Gilbert is concerned about being in violation of the loan agreement and asks your assistance in reviewing the situation. Gilbert believes that his rather inexperienced accountant may have overlooked some items at year-end.
In discussions with Gilbert and the accountant, you learn the following:

1. On January 1,2018 , the firm paid a \(\$ 4,500\) insurance premium for two years of coverage. The amount in Prepaid Insurance has not been adjusted.

2. Depreciation on the equipment should be 10 percent of cost per year. The accountant inadvertently recorded 15 percent for 2018 .

3. Interest on the bank loan has been paid through the end of 2018 .

4. The firm concluded a major consulting engagement in December, doing a plant layout analysis for a new factory. The \(\$ 6,000\) fee has not been billed or recorded in the accounts.

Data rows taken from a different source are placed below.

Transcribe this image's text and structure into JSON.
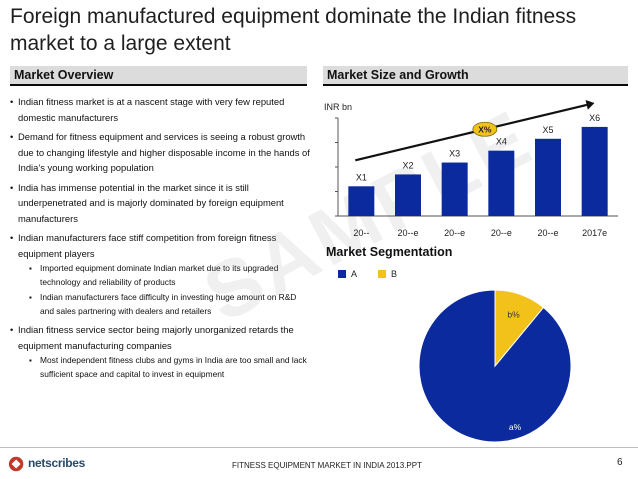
{
  "title": "Foreign manufactured equipment dominate the Indian fitness market to a large extent",
  "overview": {
    "heading": "Market Overview",
    "bullets": [
      {
        "text": "Indian fitness market is at a nascent stage with very few reputed domestic manufacturers",
        "subs": []
      },
      {
        "text": "Demand for fitness equipment and services is seeing a robust growth due to changing lifestyle and higher disposable income in the hands of India’s young working population",
        "subs": []
      },
      {
        "text": "India has immense potential in the market since it is still underpenetrated and is majorly dominated by foreign equipment manufacturers",
        "subs": []
      },
      {
        "text": "Indian manufacturers face stiff competition from foreign fitness equipment players",
        "subs": [
          "Imported equipment dominate Indian market due to its upgraded technology and reliability of products",
          "Indian manufacturers face difficulty in investing huge amount on R&D and sales partnering with dealers and retailers"
        ]
      },
      {
        "text": "Indian fitness service sector being majorly unorganized retards the equipment manufacturing companies",
        "subs": [
          "Most independent fitness clubs and gyms in India are too small and lack sufficient space and capital to invest in equipment"
        ]
      }
    ]
  },
  "size_growth": {
    "heading": "Market Size and Growth",
    "unit_label": "INR bn",
    "cagr_label": "X%"
  },
  "segmentation": {
    "heading": "Market Segmentation"
  },
  "watermark": "SAMPLE",
  "footer": {
    "brand": "netscribes",
    "text": "FITNESS EQUIPMENT MARKET IN INDIA 2013.PPT",
    "page": "6"
  },
  "colors": {
    "bar": "#0b2a9e",
    "segment_a": "#0b2a9e",
    "segment_b": "#f2c21a"
  },
  "chart_data": [
    {
      "type": "bar",
      "title": "Market Size and Growth",
      "ylabel": "INR bn",
      "categories": [
        "20--",
        "20--e",
        "20--e",
        "20--e",
        "20--e",
        "2017e"
      ],
      "values": [
        1.0,
        1.4,
        1.8,
        2.2,
        2.6,
        3.0
      ],
      "data_labels": [
        "X1",
        "X2",
        "X3",
        "X4",
        "X5",
        "X6"
      ],
      "ylim": [
        0,
        3.3
      ],
      "annotation": "X%"
    },
    {
      "type": "pie",
      "title": "Market Segmentation",
      "labels": [
        "A",
        "B"
      ],
      "values": [
        89,
        11
      ],
      "data_labels": [
        "a%",
        "b%"
      ],
      "legend": "top-left"
    }
  ]
}
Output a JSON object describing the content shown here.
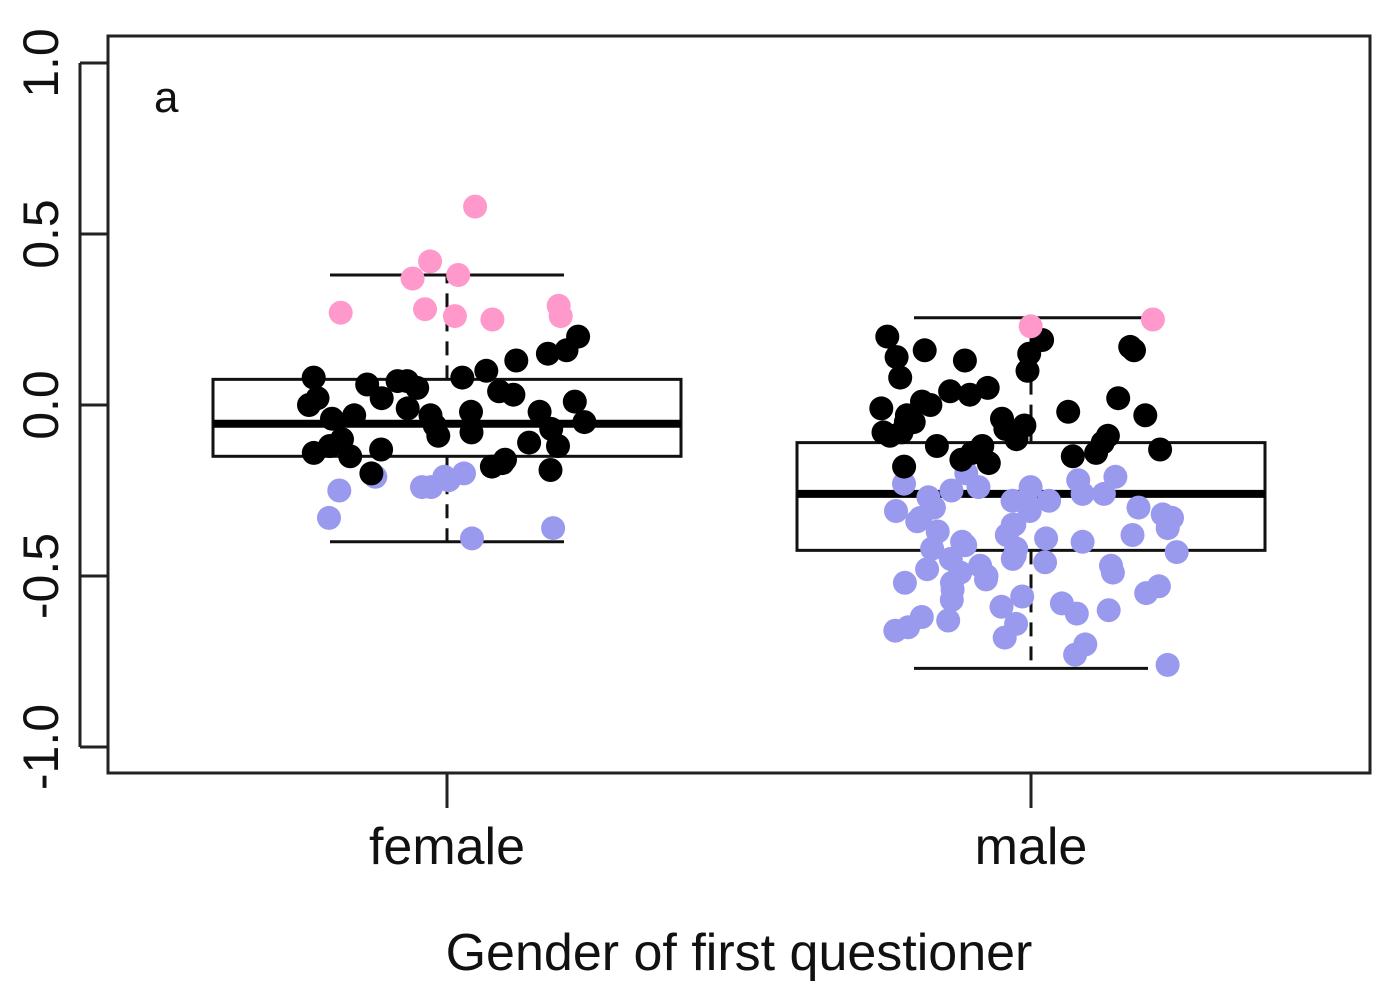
{
  "chart_data": {
    "type": "box+scatter",
    "panel_label": "a",
    "xlabel": "Gender of first questioner",
    "ylabel": "",
    "ylim": [
      -1.08,
      1.08
    ],
    "yticks": [
      -1.0,
      -0.5,
      0.0,
      0.5,
      1.0
    ],
    "ytick_labels": [
      "-1.0",
      "-0.5",
      "0.0",
      "0.5",
      "1.0"
    ],
    "categories": [
      "female",
      "male"
    ],
    "grid": false,
    "legend": "none",
    "colors": {
      "positive": "#ff99cc",
      "neutral": "#000000",
      "negative": "#9999ee",
      "box": "#000000"
    },
    "boxes": [
      {
        "category": "female",
        "whisker_low": -0.4,
        "q1": -0.15,
        "median": -0.055,
        "q3": 0.075,
        "whisker_high": 0.38
      },
      {
        "category": "male",
        "whisker_low": -0.77,
        "q1": -0.425,
        "median": -0.26,
        "q3": -0.11,
        "whisker_high": 0.255
      }
    ],
    "points": [
      {
        "category": "female",
        "group": "positive",
        "values": [
          0.58,
          0.42,
          0.37,
          0.38,
          0.26,
          0.26,
          0.28,
          0.27,
          0.29,
          0.25
        ]
      },
      {
        "category": "female",
        "group": "neutral",
        "values": [
          0.2,
          0.16,
          0.15,
          0.13,
          0.1,
          0.08,
          0.08,
          0.07,
          0.07,
          0.06,
          0.05,
          0.04,
          0.03,
          0.02,
          0.01,
          0.0,
          -0.01,
          -0.02,
          -0.03,
          -0.04,
          -0.05,
          -0.06,
          -0.07,
          -0.08,
          -0.09,
          -0.1,
          -0.11,
          -0.12,
          -0.13,
          -0.14,
          -0.15,
          -0.16,
          -0.17,
          -0.18,
          -0.19,
          -0.2,
          -0.02,
          -0.03,
          0.02,
          -0.12
        ]
      },
      {
        "category": "female",
        "group": "negative",
        "values": [
          -0.21,
          -0.2,
          -0.25,
          -0.21,
          -0.24,
          -0.22,
          -0.33,
          -0.36,
          -0.39,
          -0.24
        ]
      },
      {
        "category": "male",
        "group": "positive",
        "values": [
          0.23,
          0.25
        ]
      },
      {
        "category": "male",
        "group": "neutral",
        "values": [
          0.2,
          0.19,
          0.17,
          0.16,
          0.16,
          0.15,
          0.14,
          0.13,
          0.1,
          0.08,
          0.05,
          0.04,
          0.03,
          0.02,
          0.01,
          0.0,
          -0.01,
          -0.02,
          -0.03,
          -0.04,
          -0.05,
          -0.06,
          -0.07,
          -0.08,
          -0.09,
          -0.1,
          -0.11,
          -0.12,
          -0.13,
          -0.14,
          -0.15,
          -0.16,
          -0.17,
          -0.18,
          -0.03,
          -0.05,
          -0.08,
          -0.12,
          -0.14,
          -0.09
        ]
      },
      {
        "category": "male",
        "group": "negative",
        "values": [
          -0.2,
          -0.21,
          -0.22,
          -0.23,
          -0.24,
          -0.25,
          -0.26,
          -0.27,
          -0.28,
          -0.29,
          -0.3,
          -0.31,
          -0.32,
          -0.33,
          -0.34,
          -0.35,
          -0.36,
          -0.37,
          -0.38,
          -0.39,
          -0.4,
          -0.41,
          -0.42,
          -0.43,
          -0.44,
          -0.45,
          -0.46,
          -0.47,
          -0.48,
          -0.49,
          -0.5,
          -0.51,
          -0.52,
          -0.53,
          -0.54,
          -0.55,
          -0.56,
          -0.57,
          -0.58,
          -0.59,
          -0.6,
          -0.61,
          -0.62,
          -0.63,
          -0.64,
          -0.65,
          -0.66,
          -0.68,
          -0.7,
          -0.73,
          -0.76,
          -0.24,
          -0.28,
          -0.31,
          -0.35,
          -0.38,
          -0.42,
          -0.45,
          -0.49,
          -0.52,
          -0.26,
          -0.33,
          -0.4,
          -0.47,
          -0.3
        ]
      }
    ]
  }
}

5. On December 1,2018 , the firm received an \(\$ 11,300\) advance payment from Croy Corporation for consulting services to be rendered over a two-month period. This payment was credited to the Unearned Consulting Fees account. One-half of this fee was earned by December 31, 2018.

6. Supplies costing \(\$ 4,800\) were on hand on December 31. The accountant filed the record of the count but made no entry in the accounts.

Required

a. What is the correct debt-to-equity ratio at December 31, 2018? Is the firm in violation of the loan agreement? Prepare a schedule to support your computation of the correct total liabilities and total stockholders' equity as of December 31, 2018.

b. Why might the loan agreement have contained the debt-to-equity provision?